Continuing through May 19, 2019
Fifteen Black artists, practicing from the 1940s to the present, are featured in “Solidary & Solitary: The Joyner/Giuffrida Collection.” This selection abounds with major works in portraiture, minimalism, abstraction, colorfield painting and conceptualism. The curatorial approach establishes a context in which identity and politics are symbolic, subtle and intricate instead of illustrative or predictable. From Norman Lewis (1909-1979), to Sam Gilliam (b.1933) to Bethany Collins (b.1984), “Solidary & Solitary” highlights a historical trajectory that is varied in voices and united in challenging norms — aesthetically and socially.

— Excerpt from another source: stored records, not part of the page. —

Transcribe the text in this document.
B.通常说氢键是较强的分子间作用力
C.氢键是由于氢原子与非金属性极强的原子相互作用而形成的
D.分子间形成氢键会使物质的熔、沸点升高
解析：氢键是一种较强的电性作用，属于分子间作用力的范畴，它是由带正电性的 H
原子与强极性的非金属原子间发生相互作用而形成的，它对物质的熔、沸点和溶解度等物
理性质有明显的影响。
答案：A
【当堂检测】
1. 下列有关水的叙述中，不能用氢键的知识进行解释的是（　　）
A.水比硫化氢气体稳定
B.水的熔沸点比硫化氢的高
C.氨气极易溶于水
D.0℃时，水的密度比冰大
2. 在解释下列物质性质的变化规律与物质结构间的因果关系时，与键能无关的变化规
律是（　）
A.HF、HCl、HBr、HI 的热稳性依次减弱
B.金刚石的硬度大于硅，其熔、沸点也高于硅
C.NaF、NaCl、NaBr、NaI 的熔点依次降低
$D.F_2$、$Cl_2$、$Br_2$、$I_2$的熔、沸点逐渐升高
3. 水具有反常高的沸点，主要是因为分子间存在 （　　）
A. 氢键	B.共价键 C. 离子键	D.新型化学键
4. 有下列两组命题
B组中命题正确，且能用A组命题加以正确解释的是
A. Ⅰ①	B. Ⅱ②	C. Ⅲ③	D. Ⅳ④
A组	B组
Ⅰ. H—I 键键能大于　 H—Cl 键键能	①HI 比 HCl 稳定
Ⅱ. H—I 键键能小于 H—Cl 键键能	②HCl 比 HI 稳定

In his “Lynch Fragments,” Melvin Edwards simultaneously evokes the violence perpetrated against African Americans as recently as the 1960s through welded objects like railroad spikes and chains. His material ingenuity has passed on to younger artists, like Leonardo Drew, whose assemblages of organic materials address nature and human nature. Likewise, Jennie C. Jones draws upon artists who came before her in “Composition for Sharps,” a series of shining black piano keys arranged upon grey linen grounds. Jones needs no charged representational imagery to get her message across; her simple gesture alone speaks unequivocally about the history of American music, and those who have been systematically removed from it, despite being some of its most profound innovators.